Comparing solar-system, binary-pulsar, and gravitational-wave tests of gravity

TL;DR

This paper compares the effectiveness of solar-system, binary-pulsar, and gravitational-wave tests in probing gravity, highlighting the unique constraints strong-field tests provide on alternative theories like tensor-scalar models.

Contribution

It demonstrates that strong-field tests uniquely constrain theories indistinguishable from general relativity in the solar system, and binary-pulsar data already exclude certain scalar effects.

Findings

Strong-field tests differ qualitatively from weak-field experiments.

Binary-pulsar data rule out scalar effects detectable by LIGO/VIRGO.

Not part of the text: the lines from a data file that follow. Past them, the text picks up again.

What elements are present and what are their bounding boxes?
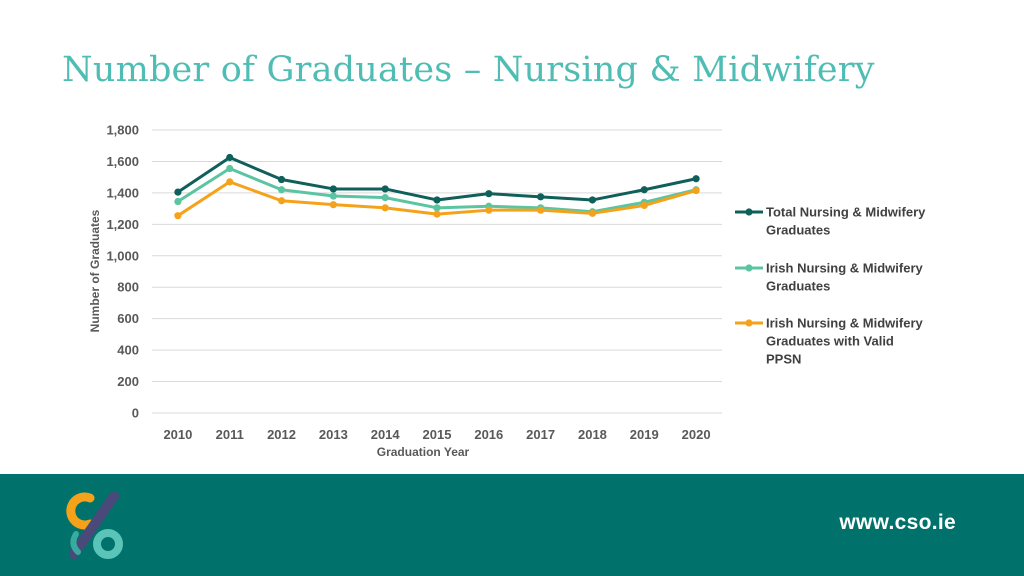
- x-tick-label: 2012: [267, 427, 297, 442]
- x-tick-label: 2010: [163, 427, 193, 442]
- data-point: [589, 210, 596, 217]
- legend-label: Irish Nursing & Midwifery: [766, 315, 923, 331]
- legend-label: Graduates: [766, 222, 831, 238]
- y-tick-label: 1,200: [106, 216, 139, 232]
- y-tick-label: 400: [117, 342, 139, 358]
- data-point: [485, 190, 492, 197]
- legend-label: PPSN: [766, 351, 802, 367]
- data-point: [537, 207, 544, 214]
- slide-title: Number of Graduates – Nursing & Midwifery: [62, 50, 875, 90]
- y-axis-ticks: [106, 123, 139, 421]
- data-point: [485, 207, 492, 214]
- data-point: [537, 193, 544, 200]
- legend: [735, 205, 926, 367]
- data-point: [330, 192, 337, 199]
- cso-logo-icon: [62, 490, 126, 562]
- y-axis-title: Number of Graduates: [88, 209, 102, 333]
- data-point: [226, 178, 233, 185]
- data-point: [330, 201, 337, 208]
- x-tick-label: 2017: [526, 427, 556, 442]
- data-point: [226, 154, 233, 161]
- x-axis-ticks: [163, 427, 710, 442]
- legend-label: Graduates: [766, 278, 831, 294]
- data-point: [641, 202, 648, 209]
- legend-item-1: [735, 205, 926, 238]
- data-point: [382, 185, 389, 192]
- data-point: [278, 197, 285, 204]
- y-tick-label: 0: [131, 405, 139, 421]
- legend-label: Total Nursing & Midwifery: [766, 204, 926, 220]
- legend-marker: [745, 208, 752, 215]
- y-tick-label: 1,600: [106, 153, 139, 169]
- x-tick-label: 2014: [370, 427, 400, 442]
- data-point: [382, 194, 389, 201]
- data-point: [433, 204, 440, 211]
- y-tick-label: 800: [117, 279, 139, 295]
- x-tick-label: 2020: [681, 427, 711, 442]
- website-link[interactable]: www.cso.ie: [839, 511, 956, 534]
- x-tick-label: 2011: [215, 427, 244, 442]
- x-tick-label: 2015: [422, 427, 452, 442]
- data-point: [433, 211, 440, 218]
- y-tick-label: 200: [117, 374, 139, 390]
- legend-item-3: [735, 316, 924, 367]
- series-lines: [174, 154, 699, 219]
- x-axis-title: Graduation Year: [376, 445, 470, 459]
- x-tick-label: 2013: [318, 427, 348, 442]
- data-point: [382, 204, 389, 211]
- data-point: [278, 186, 285, 193]
- x-tick-label: 2016: [474, 427, 504, 442]
- y-tick-label: 1,000: [106, 248, 139, 264]
- data-point: [278, 176, 285, 183]
- x-tick-label: 2018: [577, 427, 607, 442]
- legend-marker: [745, 319, 752, 326]
- legend-label: Graduates with Valid: [766, 333, 894, 349]
- legend-label: Irish Nursing & Midwifery: [766, 260, 923, 276]
- y-tick-label: 600: [117, 311, 139, 327]
- y-tick-label: 1,400: [106, 185, 139, 201]
- data-point: [330, 185, 337, 192]
- data-point: [589, 196, 596, 203]
- data-point: [692, 175, 699, 182]
- data-point: [641, 186, 648, 193]
- data-point: [174, 212, 181, 219]
- footer-bar: [0, 474, 1024, 576]
- data-point: [433, 196, 440, 203]
- data-point: [692, 187, 699, 194]
- legend-item-2: [735, 261, 924, 294]
- data-point: [174, 189, 181, 196]
- x-tick-label: 2019: [629, 427, 659, 442]
- data-point: [174, 198, 181, 205]
- data-point: [226, 165, 233, 172]
- y-tick-label: 1,800: [106, 122, 139, 138]
- legend-marker: [745, 264, 752, 271]
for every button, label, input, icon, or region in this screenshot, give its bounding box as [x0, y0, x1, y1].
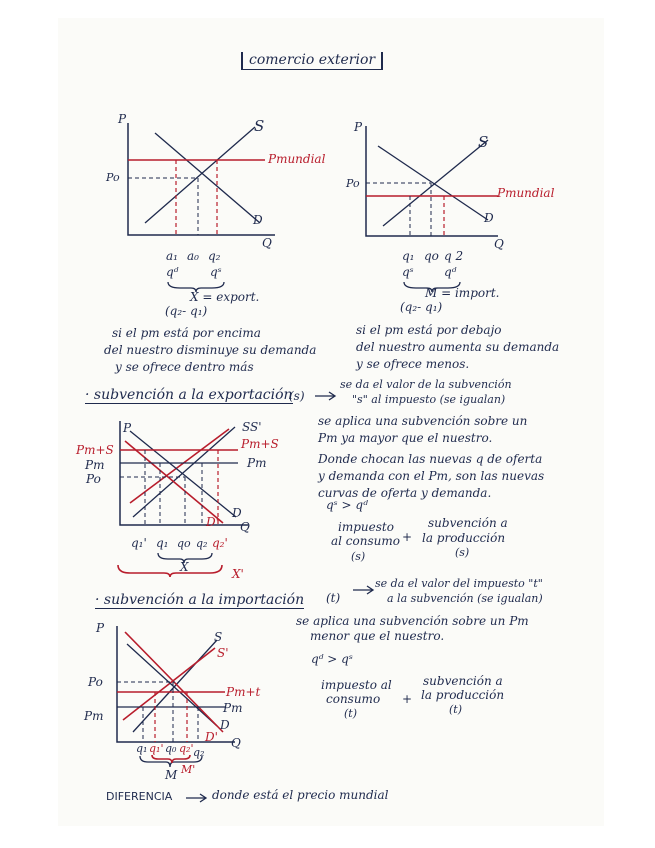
axis-p: P	[354, 120, 363, 134]
x-label: X	[180, 560, 189, 574]
pmts-right-label: Pm+S	[241, 437, 279, 451]
section-import-note-1: se da el valor del impuesto "t"	[375, 577, 543, 590]
qd-label: qᵈ	[444, 265, 457, 279]
p0-label: Po	[346, 177, 360, 190]
xprime-label: X'	[232, 567, 244, 581]
dprime-label: D'	[206, 515, 219, 529]
q2prime-label: q₂'	[212, 536, 228, 550]
import-effect-left-2: consumo	[326, 692, 381, 706]
axes	[120, 421, 248, 525]
graph-export-world-price	[110, 115, 310, 265]
q1-label: q₁	[156, 536, 169, 550]
export-desc-1: se aplica una subvención sobre un	[318, 414, 528, 428]
d-label: D	[232, 506, 242, 520]
demand-label: D	[253, 213, 263, 227]
export-desc-2: Pm ya mayor que el nuestro.	[318, 431, 493, 445]
export-ineq: qˢ > qᵈ	[326, 498, 368, 512]
import-effect-left-1: impuesto al	[321, 678, 392, 692]
pmt-label: Pm+t	[226, 685, 261, 699]
note-left-1: si el pm está por encima	[112, 326, 261, 340]
export-desc-3: Donde chocan las nuevas q de oferta	[318, 452, 543, 466]
axis-p: P	[96, 621, 105, 635]
import-effect-right-2: la producción	[421, 688, 505, 702]
note-right-1: si el pm está por debajo	[356, 323, 502, 337]
demand-label: D	[484, 211, 494, 225]
pm-left-label: Pm	[85, 458, 105, 472]
axis-p: P	[123, 421, 132, 435]
pm-right-label: Pm	[223, 701, 243, 715]
export-plus: +	[402, 530, 413, 544]
import-effect-right-1: subvención a	[423, 674, 503, 688]
note-right-3: y se ofrece menos.	[356, 357, 470, 371]
q1prime-label: q₁'	[131, 536, 147, 550]
q2-label: q 2	[444, 249, 464, 263]
p0-label: Po	[88, 675, 103, 689]
import-desc-1: se aplica una subvención sobre un Pm	[296, 614, 529, 628]
supply-curve	[145, 127, 255, 223]
q1prime-label: q₁'	[149, 742, 164, 755]
m-brace	[138, 754, 218, 776]
qs-label: qˢ	[402, 265, 414, 279]
supply-label: S	[478, 133, 489, 151]
export-effect-right-2: la producción	[422, 531, 506, 545]
export-effect-right-1: subvención a	[428, 516, 508, 530]
supply-curve	[383, 140, 488, 226]
export-effect-right-3: (s)	[455, 546, 470, 559]
q0-label: a₀	[187, 249, 199, 263]
q0-label: qo	[424, 249, 439, 263]
export-desc-4: y demanda con el Pm, son las nuevas	[318, 469, 545, 483]
dprime-label: D'	[205, 730, 218, 744]
q2-label: q₂	[193, 746, 205, 759]
section-export-note-1: se da el valor de la subvención	[340, 378, 512, 391]
section-import-heading: · subvención a la importación	[95, 592, 305, 608]
q1-label: q₁	[402, 249, 415, 263]
page-title: comercio exterior	[241, 52, 383, 70]
q0-label: q₀	[165, 742, 177, 755]
q0-label: qo	[177, 537, 191, 550]
import-label: M = import.	[425, 286, 500, 300]
axis-q: Q	[240, 520, 250, 534]
section-export-note-2: "s" al impuesto (se igualan)	[352, 393, 506, 406]
m-label: M	[165, 768, 178, 782]
section-export-heading: · subvención a la exportación	[85, 387, 293, 403]
demand-curve	[130, 431, 236, 517]
p0-label: Po	[106, 171, 120, 184]
import-desc-2: menor que el nuestro.	[310, 629, 445, 643]
import-ineq: qᵈ > qˢ	[311, 652, 353, 666]
import-diff: (q₂- q₁)	[400, 300, 443, 314]
footer-label: DIFERENCIA	[106, 790, 173, 803]
xprime-brace	[116, 564, 226, 578]
import-plus: +	[402, 692, 413, 706]
q2-label: q₂	[196, 537, 208, 550]
axis-q: Q	[262, 236, 272, 250]
q1-label: q₁	[136, 742, 148, 755]
axis-q: Q	[494, 237, 504, 251]
export-label: X = export.	[190, 290, 260, 304]
mprime-label: M'	[181, 763, 196, 776]
export-effect-left-2: al consumo	[331, 534, 400, 548]
axis-q: Q	[231, 736, 241, 750]
section-export-symbol: (s)	[289, 389, 305, 403]
import-effect-left-3: (t)	[344, 707, 358, 720]
export-effect-left-1: impuesto	[338, 520, 394, 534]
q2prime-label: q₂'	[179, 742, 194, 755]
note-left-3: y se ofrece dentro más	[115, 360, 254, 374]
note-left-2: del nuestro disminuye su demanda	[104, 343, 317, 357]
export-effect-left-3: (s)	[351, 550, 366, 563]
export-desc-5: curvas de oferta y demanda.	[318, 486, 492, 500]
note-right-2: del nuestro aumenta su demanda	[356, 340, 560, 354]
ss-label: SS'	[242, 420, 262, 434]
pmts-left-label: Pm+S	[76, 443, 114, 457]
supply-label: S	[254, 117, 265, 135]
arrow-icon	[185, 793, 209, 803]
arrow-icon	[352, 585, 376, 595]
pm-right-label: Pm	[247, 456, 267, 470]
world-price-label: Pmundial	[268, 152, 326, 166]
arrow-icon	[314, 391, 338, 401]
s-label: S	[214, 630, 223, 644]
section-import-note-2: a la subvención (se igualan)	[387, 592, 543, 605]
d-label: D	[220, 718, 230, 732]
qd-label: qᵈ	[166, 265, 179, 279]
p0-label: Po	[86, 472, 101, 486]
footer-text: donde está el precio mundial	[212, 788, 389, 802]
import-effect-right-3: (t)	[449, 703, 463, 716]
world-price-label: Pmundial	[497, 186, 555, 200]
sprime-label: S'	[217, 646, 229, 660]
q1-label: a₁	[166, 249, 178, 263]
qs-label: qˢ	[210, 265, 222, 279]
q2-label: q₂	[208, 249, 221, 263]
section-import-symbol: (t)	[326, 591, 341, 605]
pm-left-label: Pm	[84, 709, 104, 723]
axis-p: P	[118, 112, 127, 126]
export-diff: (q₂- q₁)	[165, 304, 208, 318]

General relativity suffices for 'chirp' template computations.

Abstract

This talk is based on my work in collaboration with Thibault Damour. We compare the probing power of different classes of gravity experiments: solar-system tests (weak-field regime), binary-pulsar tests (strong-field regime), and future gravitational-wave observations of inspiralling binaries (strong-field effects detected in our weak-gravitational-field conditions). This is done within the most natural class of alternative theories to general relativity, namely tensor-scalar theories, in which the gravitational interaction is mediated by one tensor field (g_munu) together with one or several scalar fields (phi). Our main conclusion is that strong-field tests are qualitatively different from weak-field experiments: They constrain theories which are strictly indistinguishable from general relativity in the solar system. We also show that binary-pulsar data are so precise that they already rule out the theories for which scalar effects could have been detected with LIGO or VIRGO. This proves that it is therefore sufficient to compute the `chirp' templates within general relativity.